【スプリングS】キタサン、人気馬完封

 「スプリングS・G2」(22日、中山)

 ディープインパクト産駒の人気馬2頭の追撃を封じ込み、皐月賞(4月19日・中山)へ力強く名乗りを上げた。演歌界の大御所・北島三郎の所有馬で、5番人気のキタサンブラックが4角先頭からそのまま押し切り快勝。無傷の3連勝を決めた。2着リアルスティール、3着ダノンプラチナまでが優先出走権を獲得した。

 祭りだ、春の祭りだ。4週間後に迫った皐月賞を前に、新たなクラシックの主役候補が誕生した。歌手・北島三郎が所有するキタサンブラックが、好位からしぶとく伸びて無傷の3連勝。2歳王者ダノンプラチナ、1番人気リアルスティールの追撃を振り切り、大舞台への道を切り開いた。

 「うまくスタートが切れたし、スムーズに運べた。いろんな形を想定していたし、(ペースが)遅い割にはみんなが後ろで構えていたんで」と北村宏。スッとスタートを切り2番手へ。4角で逃げ馬が後退し始めると、強気に先頭へ躍り出て、そのまま押し切った。

 「先頭に立った時、物見をしていたけど“頑張れ、頑張れ”と思って追ってました。
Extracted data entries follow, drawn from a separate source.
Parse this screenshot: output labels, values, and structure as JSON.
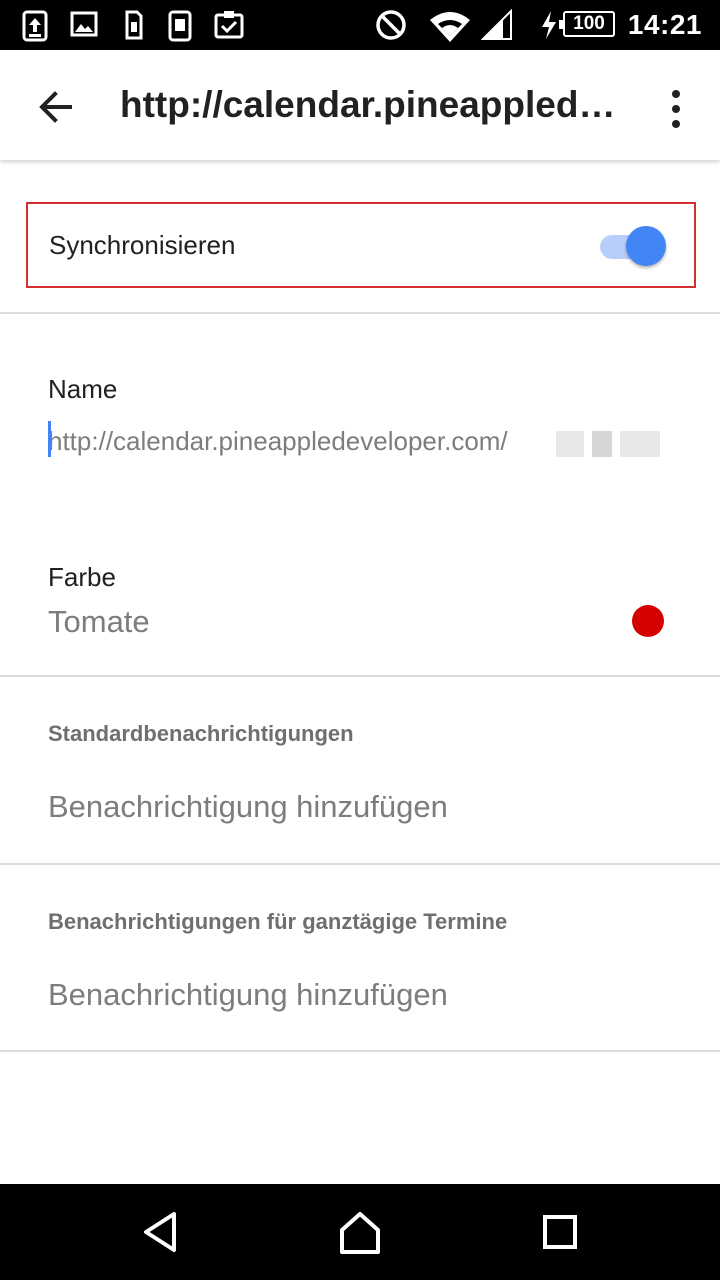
{
  "status_bar": {
    "time": "14:21",
    "battery": "100",
    "left_icons": [
      "upload-icon",
      "image-icon",
      "sim-icon",
      "phone-storage-icon",
      "clipboard-check-icon"
    ],
    "right_icons": [
      "do-not-disturb-icon",
      "wifi-icon",
      "signal-icon",
      "charging-icon",
      "battery-icon"
    ]
  },
  "app_bar": {
    "title": "http://calendar.pineappled…",
    "back_icon": "arrow-back-icon",
    "menu_icon": "more-vert-icon"
  },
  "sync": {
    "label": "Synchronisieren",
    "enabled": true,
    "accent": "#4285f4",
    "highlight_border": "#d32f2f"
  },
  "name": {
    "label": "Name",
    "value": "http://calendar.pineappledeveloper.com/"
  },
  "color": {
    "label": "Farbe",
    "value": "Tomate",
    "swatch": "#d50000"
  },
  "default_notifications": {
    "header": "Standardbenachrichtigungen",
    "add_label": "Benachrichtigung hinzufügen"
  },
  "all_day_notifications": {
    "header": "Benachrichtigungen für ganztägige Termine",
    "add_label": "Benachrichtigung hinzufügen"
  },
  "nav_bar": {
    "buttons": [
      "back-triangle-icon",
      "home-icon",
      "recents-icon"
    ]
  }
}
まだ緩いところがあるし、これからもっと良くなりますよ」。1月31日にデビューし、まだ2カ月弱。未完成ながら、鞍上の手応えは十分の様子だ。

 前走で距離適性を示し、今回は初の中山に難なく対応した。清水久師は「母の父はサクラバクシンオーだけど、体と身のこなしは中距離馬。コースも経験できたし、あとは無事に本番に送り出すだけです」と笑顔。デビューが遅れた理由を「サイズは大きいけど、線が細かったんで」と明かした。3戦3勝でクラシックへ。まさに遅れてきた大物とでも言うべきだろう。皐月賞に滑り込んだキタサンブラックが、演歌の花道、いや栄光の花道へ一直線だ。

 キタサンブラックは01年アグネスゴールド以来、史上11頭目となる無敗でのスプリングS制覇を飾った。過去10頭の無敗馬Vのうち64年シンザンは3冠馬に、また60年コダマ、74年キタノカチドキ、85年ミホシンザン、92年ミホノブルボンは2冠馬に輝くなど、順調でさえあればクラシック本番でも総じて活躍している。キタサンブラックも今後の展望は明るいはずだ。